Emilas se curtió como modisto en la casa Balenciaga de Madrid. Allí conoció de cerca las luces y las sombras de la alta costura. Cuando el genio de Getaria se retiró y cerró sus casas de España y Francia, tenía 37 años y un profundo conocimiento del mundo de la moda. Emilas decidió entonces abandonar Madrid y abrir su propio taller de costura en San Sebastián. El destino volvió a unir entonces las trayectorias del modisto y su maestro. Aunque vivía retirado en su caserío de Igeldo, Balenciaga seguía teniendo una relación especial con sus clientas y Emilas pasó a ser su hombre de confianza en la capital donostiarra. Su taller de San Sebastián se convirtió de esa forma en una suerte de delegación informal del modisto getariarra hasta su fallecimiento en 1972.

Tras la muerte de Balenciaga, Emilas siguió trabajando en la capital donostiarra.
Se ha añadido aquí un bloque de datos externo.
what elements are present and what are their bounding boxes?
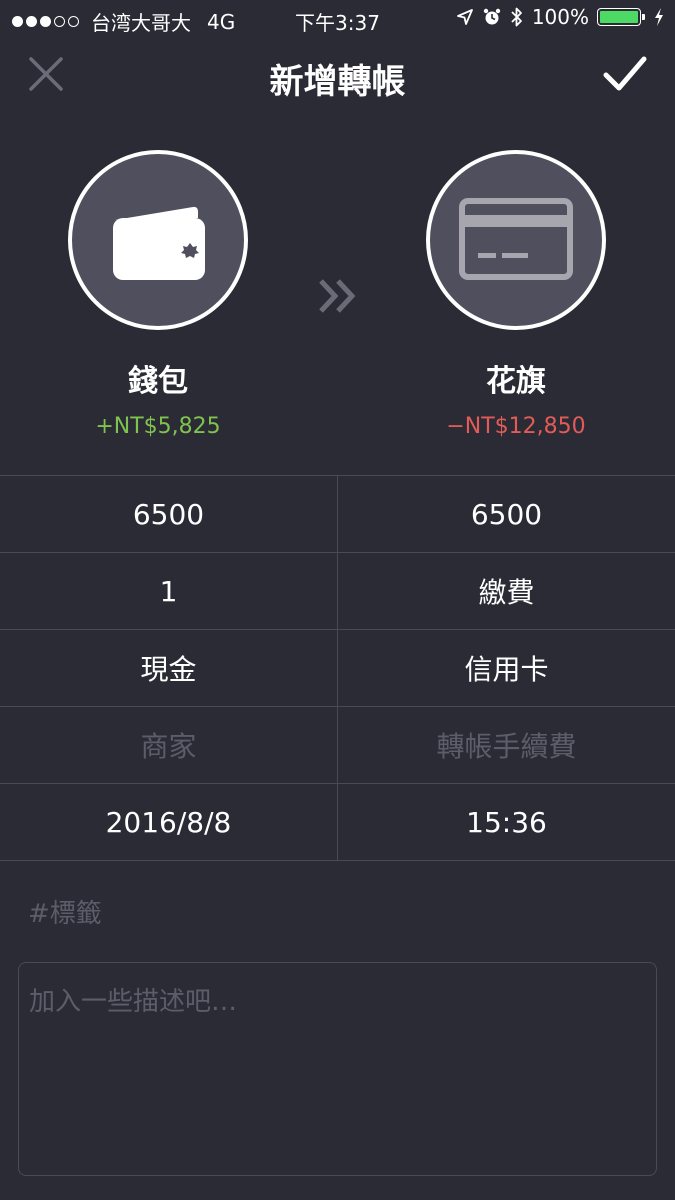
- tags-input[interactable]: #標籤: [28, 893, 102, 930]
- date-field[interactable]: 2016/8/8: [0, 784, 338, 860]
- amount-in-field[interactable]: 6500: [338, 476, 675, 552]
- transfer-details-grid: 6500 6500 1 繳費 現金 信用卡 商家 轉帳手續費 2016/8/8 …: [0, 475, 675, 861]
- location-arrow-icon: [456, 9, 473, 25]
- from-account-name: 錢包: [128, 364, 188, 399]
- alarm-icon: [483, 8, 501, 25]
- transfer-screen: 台湾大哥大 4G 下午3:37 100% 新增轉帳 錢包 +NT$5,825 花…: [0, 0, 675, 1200]
- payment-method-row: 現金 信用卡: [0, 630, 675, 707]
- payment-to-field[interactable]: 信用卡: [338, 630, 675, 706]
- checkmark-icon[interactable]: [603, 54, 647, 94]
- description-textarea[interactable]: 加入一些描述吧…: [18, 962, 657, 1176]
- charging-bolt-icon: [655, 8, 663, 26]
- bluetooth-icon: [511, 7, 522, 27]
- to-account-balance: −NT$12,850: [446, 414, 586, 439]
- transfer-fee-field[interactable]: 轉帳手續費: [338, 707, 675, 783]
- amount-out-field[interactable]: 6500: [0, 476, 338, 552]
- from-account: 錢包 +NT$5,825: [68, 150, 248, 439]
- merchant-fee-row: 商家 轉帳手續費: [0, 707, 675, 784]
- status-bar: 台湾大哥大 4G 下午3:37 100%: [0, 0, 675, 38]
- category-field[interactable]: 繳費: [338, 553, 675, 629]
- amount-row: 6500 6500: [0, 476, 675, 553]
- from-account-balance: +NT$5,825: [95, 414, 221, 439]
- wallet-icon: [113, 206, 205, 280]
- quantity-field[interactable]: 1: [0, 553, 338, 629]
- page-title: 新增轉帳: [269, 62, 406, 102]
- merchant-field[interactable]: 商家: [0, 707, 338, 783]
- quantity-category-row: 1 繳費: [0, 553, 675, 630]
- date-time-row: 2016/8/8 15:36: [0, 784, 675, 861]
- battery-icon: [597, 8, 645, 26]
- payment-from-field[interactable]: 現金: [0, 630, 338, 706]
- description-placeholder: 加入一些描述吧…: [29, 987, 238, 1017]
- status-right: 100%: [456, 5, 665, 29]
- to-account-button[interactable]: [426, 150, 606, 330]
- nav-bar: 新增轉帳: [0, 40, 675, 112]
- double-chevron-right-icon: [319, 279, 356, 313]
- time-field[interactable]: 15:36: [338, 784, 675, 860]
- credit-card-icon: [459, 198, 573, 280]
- from-account-button[interactable]: [68, 150, 248, 330]
- to-account-name: 花旗: [486, 364, 546, 399]
- battery-percent: 100%: [531, 5, 589, 29]
- to-account: 花旗 −NT$12,850: [426, 150, 606, 439]
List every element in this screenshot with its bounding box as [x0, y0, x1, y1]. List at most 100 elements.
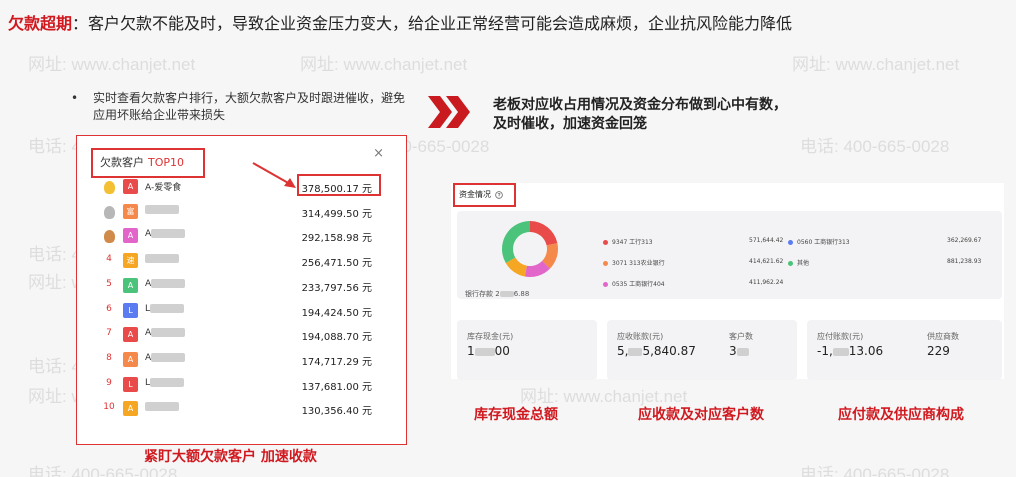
supplier-count-label: 供应商数	[927, 332, 959, 341]
masked-name	[145, 204, 179, 214]
bullet-dot: •	[71, 91, 79, 105]
table-row[interactable]: 9 L L 137,681.00 元	[77, 374, 408, 398]
panel-title[interactable]: 欠款客户 TOP10	[91, 148, 205, 178]
avatar: 富	[123, 203, 138, 219]
medal-icon	[104, 205, 115, 219]
watermark: 网址: www.chanjet.net	[300, 55, 468, 74]
stock-cash-label: 库存现金(元)	[467, 332, 514, 341]
legend-dot	[603, 261, 608, 266]
legend-item: 3071 313农业银行	[603, 258, 665, 267]
customer-name: L	[145, 303, 185, 314]
masked-name	[145, 402, 179, 412]
payable-value-start: -1,	[817, 344, 833, 358]
customer-count-label: 客户数	[729, 332, 753, 341]
avatar: L	[123, 376, 138, 392]
caption-payable: 应付款及供应商构成	[838, 407, 964, 423]
amount: 194,088.70 元	[301, 332, 372, 344]
close-icon[interactable]: ×	[373, 146, 384, 161]
masked-name	[150, 303, 185, 313]
rank-number: 9	[106, 377, 112, 388]
bank-deposit-label-text: 银行存款	[465, 290, 493, 298]
legend-label: 0535 工商银行404	[612, 281, 665, 288]
legend-label: 0560 工商银行313	[797, 239, 850, 246]
amount: 174,717.29 元	[301, 356, 372, 368]
legend-item: 9347 工行313	[603, 237, 653, 246]
legend-label: 9347 工行313	[612, 239, 653, 246]
receivable-label: 应收账款(元)	[617, 332, 664, 341]
masked-value	[499, 291, 514, 297]
amount-highlight-box	[297, 174, 381, 196]
watermark: 网址: www.chanjet.net	[28, 55, 196, 74]
caption-receivable: 应收款及对应客户数	[638, 407, 764, 423]
legend-label: 3071 313农业银行	[612, 260, 665, 267]
legend-dot	[788, 240, 793, 245]
rank-number: 5	[106, 278, 112, 289]
legend-item: 其他	[788, 258, 809, 267]
table-row[interactable]: A A 292,158.98 元	[77, 225, 408, 249]
table-row[interactable]: 5 A A 233,797.56 元	[77, 275, 408, 299]
rank-number: 10	[103, 402, 115, 413]
callout-line-1: 老板对应收占用情况及资金分布做到心中有数，	[493, 97, 787, 113]
receivable-value-end: 5,840.87	[642, 344, 696, 358]
panel-title-text: 欠款客户	[100, 156, 144, 169]
receivable-value: 5, 5,840.87	[617, 344, 696, 358]
masked-name	[151, 278, 186, 288]
receivable-box: 应收账款(元) 5, 5,840.87 客户数 3	[607, 320, 797, 380]
avatar: A	[123, 327, 138, 343]
masked-name	[150, 377, 185, 387]
customer-name: A	[145, 229, 186, 239]
debt-top10-panel: 欠款客户 TOP10 × A A-爱零食 378,500.17 元富 314,499.5…	[76, 135, 407, 445]
table-row[interactable]: 6 L L 194,424.50 元	[77, 300, 408, 324]
avatar: A	[123, 277, 138, 293]
table-row[interactable]: 8 A A 174,717.29 元	[77, 349, 408, 373]
pointer-arrow-icon	[252, 162, 296, 188]
caption-stock: 库存现金总额	[474, 407, 558, 423]
watermark: 电话: 400-665-0028	[800, 465, 950, 477]
watermark: 网址: www.chanjet.net	[792, 55, 960, 74]
customer-name	[145, 254, 179, 264]
bullet-text: 实时查看欠款客户排行，大额欠款客户及时跟进催收，避免应用坏账给企业带来损失	[93, 91, 406, 122]
bank-deposit-card: 银行存款 2 6.88 9347 工行313 571,644.42 3071 313农…	[457, 211, 1002, 299]
amount: 256,471.50 元	[301, 258, 372, 270]
avatar: L	[123, 302, 138, 318]
amount: 137,681.00 元	[301, 381, 372, 393]
customer-name: A	[145, 352, 186, 363]
stock-cash-value-end: 00	[494, 344, 510, 358]
table-row[interactable]: 10 A 130,356.40 元	[77, 398, 408, 422]
legend-dot	[603, 282, 608, 287]
customer-name: A-爱零食	[145, 180, 181, 193]
amount: 292,158.98 元	[301, 233, 372, 245]
fund-title[interactable]: 资金情况	[453, 183, 516, 207]
callout-line-2: 及时催收，加速资金回笼	[493, 116, 647, 132]
customer-count-value: 3	[729, 344, 749, 358]
headline-separator: ：	[72, 14, 89, 33]
panel-title-tag: TOP10	[148, 156, 185, 169]
avatar: 速	[123, 253, 138, 269]
headline-key: 欠款超期	[8, 14, 73, 33]
amount: 130,356.40 元	[301, 406, 372, 418]
legend-value: 571,644.42	[749, 237, 784, 244]
rank-number: 6	[106, 303, 112, 314]
rank-number: 7	[106, 328, 112, 339]
donut-slice	[502, 221, 530, 264]
legend-value: 411,962.24	[749, 279, 784, 286]
bank-deposit-value-end: 6.88	[513, 290, 530, 298]
masked-value	[736, 347, 749, 356]
panel-caption: 紧盯大额欠款客户 加速收款	[144, 449, 317, 465]
table-row[interactable]: 7 A A 194,088.70 元	[77, 324, 408, 348]
avatar: A	[123, 228, 138, 244]
donut-slice	[530, 221, 558, 246]
customer-name: A	[145, 328, 186, 338]
amount: 314,499.50 元	[301, 208, 372, 220]
rank-number: 8	[106, 352, 112, 363]
table-row[interactable]: 富 314,499.50 元	[77, 201, 408, 225]
table-row[interactable]: 4 速 256,471.50 元	[77, 250, 408, 274]
question-circle-icon[interactable]	[494, 190, 503, 199]
supplier-count-value: 229	[927, 344, 950, 358]
headline: 欠款超期：客户欠款不能及时，导致企业资金压力变大，给企业正常经营可能会造成麻烦，…	[8, 10, 792, 34]
customer-name-text: A-爱零食	[145, 183, 182, 193]
legend-item: 0560 工商银行313	[788, 237, 850, 246]
fund-title-text: 资金情况	[459, 190, 491, 199]
customer-name	[145, 204, 179, 215]
masked-name	[151, 229, 186, 239]
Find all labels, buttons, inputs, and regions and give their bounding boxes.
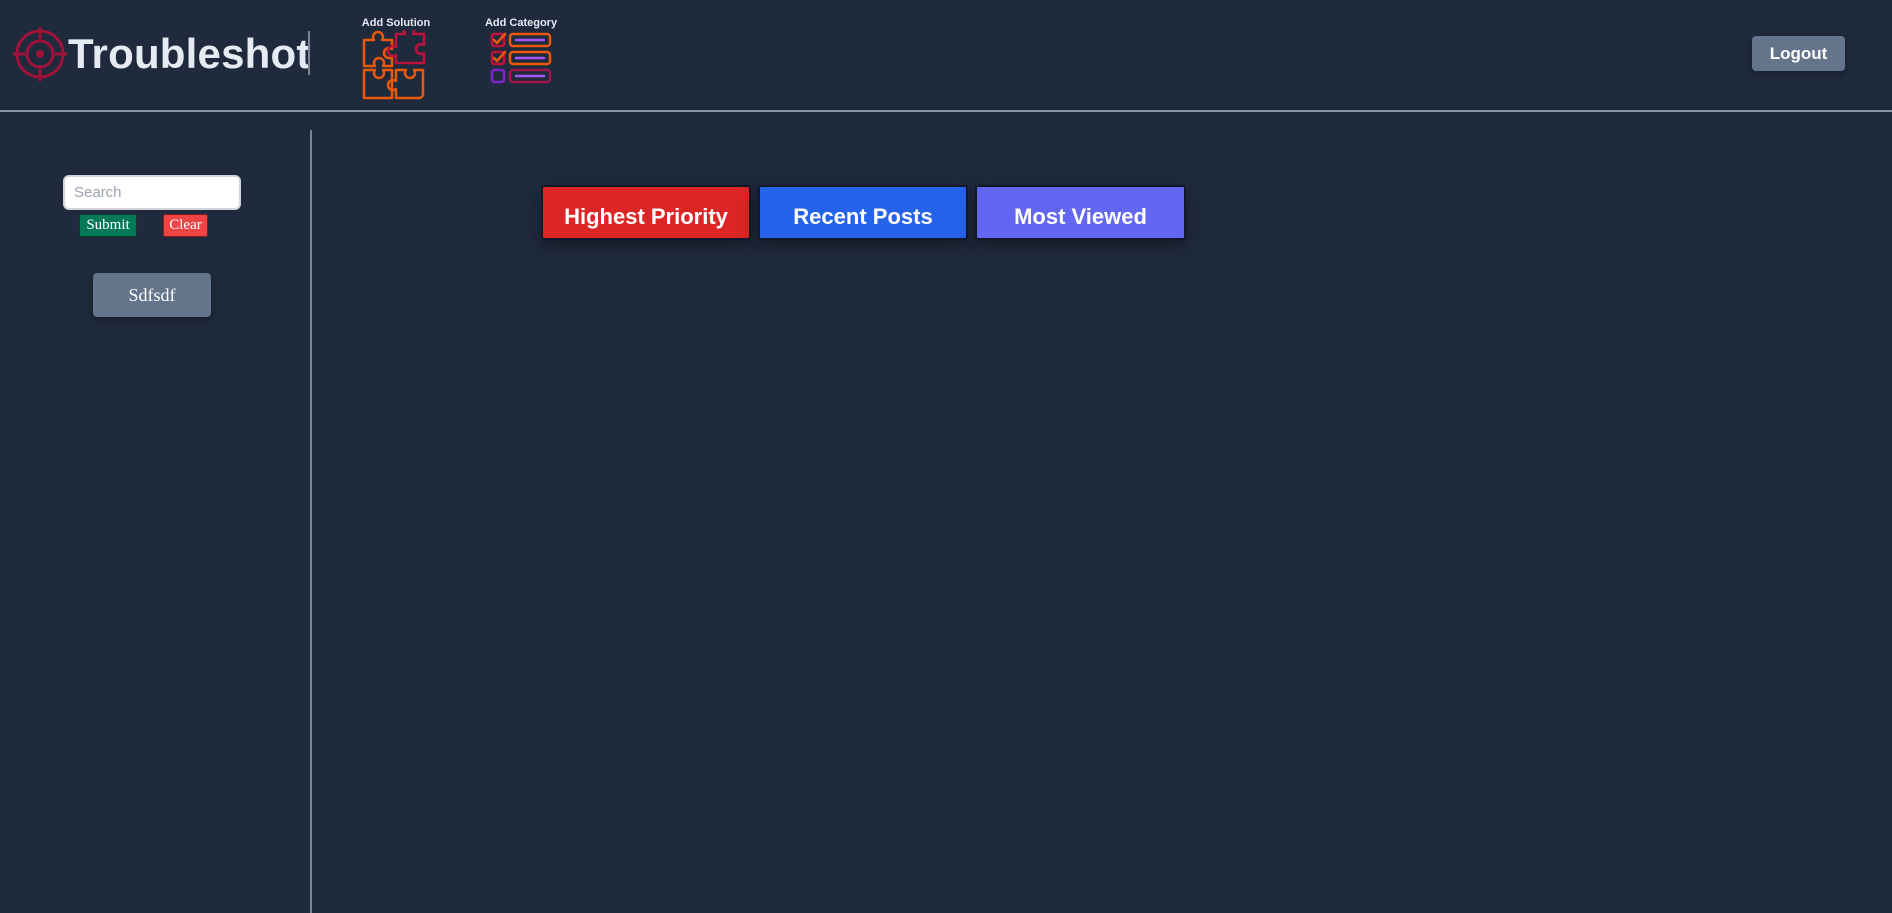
clear-button[interactable]: Clear [163, 214, 208, 237]
sidebar [0, 112, 310, 913]
most-viewed-button[interactable]: Most Viewed [975, 185, 1186, 240]
category-item-sdfsdf[interactable]: Sdfsdf [93, 273, 211, 317]
add-category-link[interactable]: Add Category [484, 16, 558, 90]
logout-button[interactable]: Logout [1752, 36, 1845, 71]
submit-button[interactable]: Submit [79, 214, 137, 237]
sidebar-divider [310, 130, 312, 913]
add-category-label: Add Category [484, 17, 558, 29]
top-header: Troubleshot Add Solution Add Category Lo… [0, 0, 1892, 112]
checklist-icon [490, 32, 552, 84]
header-divider [308, 31, 310, 75]
brand[interactable]: Troubleshot [13, 26, 311, 82]
search-input[interactable] [63, 175, 241, 210]
puzzle-pieces-icon [362, 30, 426, 100]
crosshair-target-icon [13, 27, 67, 81]
add-solution-link[interactable]: Add Solution [360, 16, 432, 102]
highest-priority-button[interactable]: Highest Priority [541, 185, 751, 240]
recent-posts-button[interactable]: Recent Posts [758, 185, 968, 240]
brand-title: Troubleshot [68, 30, 311, 77]
add-solution-label: Add Solution [361, 17, 431, 29]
La idea de escribir un libro sobre sus andanzas con su maestro siempre había revoloteado por su cabeza. Cuando en 2007 fue requerido para participar en el rodaje del documental 'Balenciaga, permanecer en lo efímero', esa voluntad cobró cuerpo y empezó a tomar apuntes y recopilar documentos. Su fallecimiento tres años después impidió que el proyecto viese la luz hasta que su hija decidió retomarlo. El libro se presentará a las 12:00 en el museo Balenciaga con la presencia de su autora.